We have been developing methods to target drugs specifically to pathologic cells, thereby avoiding the collateral toxicity associated with drug uptake by healthy cells. In the case of cancer, we have exploited the strong upregulation of the folate receptor on malignant cells to target: i) protein toxins, ii) chemotherapeutic agents, iii) gene therapy vectors, iv) oligonucleotides, v) radioimaging agents, vi) nanoparticles, vii) liposomes with entrapped drugs, viii) radiotherapeutic agents, ix) immunotherapeutic agents, and x) enzyme constructs for prodrug therapy to tumor tissue by linking the various agents to the vitamin folic acid. Current clinical trials of four folate-linked drugs demonstrate that the folate-targeting strategy holds great promise for significantly improving the tumor specificity of therapeutic reagents.
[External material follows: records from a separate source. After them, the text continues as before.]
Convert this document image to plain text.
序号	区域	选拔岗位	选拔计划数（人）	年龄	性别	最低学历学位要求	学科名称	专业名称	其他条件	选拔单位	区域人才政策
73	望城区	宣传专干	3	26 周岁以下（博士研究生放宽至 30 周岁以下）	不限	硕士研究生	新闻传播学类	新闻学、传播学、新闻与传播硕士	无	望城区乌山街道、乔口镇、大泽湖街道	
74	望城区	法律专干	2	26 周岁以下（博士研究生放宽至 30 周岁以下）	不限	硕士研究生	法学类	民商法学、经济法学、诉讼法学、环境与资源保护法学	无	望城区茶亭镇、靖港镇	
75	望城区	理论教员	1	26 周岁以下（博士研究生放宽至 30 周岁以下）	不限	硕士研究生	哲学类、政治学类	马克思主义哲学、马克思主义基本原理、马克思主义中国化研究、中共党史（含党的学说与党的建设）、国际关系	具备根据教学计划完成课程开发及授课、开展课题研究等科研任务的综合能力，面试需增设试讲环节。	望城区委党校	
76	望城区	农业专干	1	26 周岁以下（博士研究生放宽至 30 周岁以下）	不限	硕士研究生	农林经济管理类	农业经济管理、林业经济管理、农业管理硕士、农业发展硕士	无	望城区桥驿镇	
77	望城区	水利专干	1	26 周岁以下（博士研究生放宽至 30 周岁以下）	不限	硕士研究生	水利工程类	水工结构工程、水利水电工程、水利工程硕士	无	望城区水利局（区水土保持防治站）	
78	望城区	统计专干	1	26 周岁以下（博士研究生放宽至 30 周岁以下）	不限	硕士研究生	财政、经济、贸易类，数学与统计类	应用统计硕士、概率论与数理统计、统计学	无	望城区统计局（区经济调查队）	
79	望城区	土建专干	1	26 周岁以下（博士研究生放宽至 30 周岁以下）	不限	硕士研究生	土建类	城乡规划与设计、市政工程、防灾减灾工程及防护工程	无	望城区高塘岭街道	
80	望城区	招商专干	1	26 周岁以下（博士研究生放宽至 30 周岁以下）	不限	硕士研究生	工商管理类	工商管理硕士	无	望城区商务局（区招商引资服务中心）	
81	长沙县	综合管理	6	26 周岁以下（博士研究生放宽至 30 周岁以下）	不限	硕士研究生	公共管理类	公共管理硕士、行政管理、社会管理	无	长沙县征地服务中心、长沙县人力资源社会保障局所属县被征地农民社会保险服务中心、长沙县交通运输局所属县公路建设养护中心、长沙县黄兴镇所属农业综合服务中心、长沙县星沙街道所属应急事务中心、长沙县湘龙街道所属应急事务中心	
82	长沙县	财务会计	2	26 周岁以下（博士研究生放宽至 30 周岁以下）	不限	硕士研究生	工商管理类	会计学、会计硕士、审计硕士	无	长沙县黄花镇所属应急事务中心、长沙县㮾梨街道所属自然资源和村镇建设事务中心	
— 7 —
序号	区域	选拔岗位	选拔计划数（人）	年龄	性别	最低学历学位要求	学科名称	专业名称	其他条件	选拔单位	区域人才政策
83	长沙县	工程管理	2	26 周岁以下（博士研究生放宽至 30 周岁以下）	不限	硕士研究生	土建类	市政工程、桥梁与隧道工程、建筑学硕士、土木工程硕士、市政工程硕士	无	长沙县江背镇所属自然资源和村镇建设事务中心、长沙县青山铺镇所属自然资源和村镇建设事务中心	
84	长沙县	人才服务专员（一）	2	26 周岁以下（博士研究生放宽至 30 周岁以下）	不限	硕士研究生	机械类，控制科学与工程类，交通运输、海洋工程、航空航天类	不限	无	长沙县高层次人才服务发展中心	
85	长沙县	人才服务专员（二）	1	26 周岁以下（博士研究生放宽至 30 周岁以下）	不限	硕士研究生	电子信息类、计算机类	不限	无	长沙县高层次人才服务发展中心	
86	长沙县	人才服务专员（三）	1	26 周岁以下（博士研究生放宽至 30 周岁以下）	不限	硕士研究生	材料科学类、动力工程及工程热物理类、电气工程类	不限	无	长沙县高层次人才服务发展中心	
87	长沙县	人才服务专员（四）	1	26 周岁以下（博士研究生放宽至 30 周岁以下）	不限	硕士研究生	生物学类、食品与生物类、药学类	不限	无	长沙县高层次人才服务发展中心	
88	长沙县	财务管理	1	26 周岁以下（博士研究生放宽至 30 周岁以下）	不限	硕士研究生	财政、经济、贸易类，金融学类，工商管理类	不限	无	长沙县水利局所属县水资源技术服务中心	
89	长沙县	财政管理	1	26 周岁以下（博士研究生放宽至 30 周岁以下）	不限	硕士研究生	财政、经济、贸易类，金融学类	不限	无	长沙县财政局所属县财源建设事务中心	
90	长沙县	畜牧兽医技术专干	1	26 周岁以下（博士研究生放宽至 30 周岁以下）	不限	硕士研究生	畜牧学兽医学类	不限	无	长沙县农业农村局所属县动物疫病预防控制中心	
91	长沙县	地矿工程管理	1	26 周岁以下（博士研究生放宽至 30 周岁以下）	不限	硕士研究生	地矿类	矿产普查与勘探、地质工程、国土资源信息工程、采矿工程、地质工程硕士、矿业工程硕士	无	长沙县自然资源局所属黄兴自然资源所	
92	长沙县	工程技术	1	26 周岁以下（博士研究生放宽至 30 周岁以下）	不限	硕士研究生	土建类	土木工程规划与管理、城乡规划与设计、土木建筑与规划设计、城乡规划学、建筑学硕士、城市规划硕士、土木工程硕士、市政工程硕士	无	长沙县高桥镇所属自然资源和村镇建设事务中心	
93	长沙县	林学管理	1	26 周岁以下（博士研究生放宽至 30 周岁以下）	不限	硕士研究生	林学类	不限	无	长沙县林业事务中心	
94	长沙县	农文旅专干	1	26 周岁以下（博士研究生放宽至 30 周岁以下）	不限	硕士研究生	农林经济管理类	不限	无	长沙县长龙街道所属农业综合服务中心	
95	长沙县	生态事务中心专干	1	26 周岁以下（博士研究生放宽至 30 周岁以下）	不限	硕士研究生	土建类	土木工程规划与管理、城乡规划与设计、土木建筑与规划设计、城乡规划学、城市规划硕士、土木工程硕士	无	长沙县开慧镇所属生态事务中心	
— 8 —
Because prostate cancers do not express folate receptors, a new targeting ligand that binds specifically to receptors that are over-expressed on prostate cancer cells has also been synthesized. This novel ligand is now being exploited to deliver therapeutic and imaging agents selectively to prostate cancers.
Folate-linked drugs must obviously extravasate and penetrate the tumor tissue before they can bind to FR-expressing cancer cells. Consequently, size, shape, and water-solubility influence a folate conjugate’s tumor targeting ability. Data showing the real time penetration, binding and internalization of various fluorescent folate conjugates by tumor cells in live mice, as monitored by multiphoton intravital microscopy, will be presented to illustrate the impact that particle size has on its penetration into solid tumors.
We are also developing drug targeting strategies for the imaging and therapy of rheumatoid arthritis, Crohn’s disease, atherosclerosis, lupus, glomerulonephritis, atherosclerosis, and multiple sclerosis. Methods associated with these technologies will also be discussed.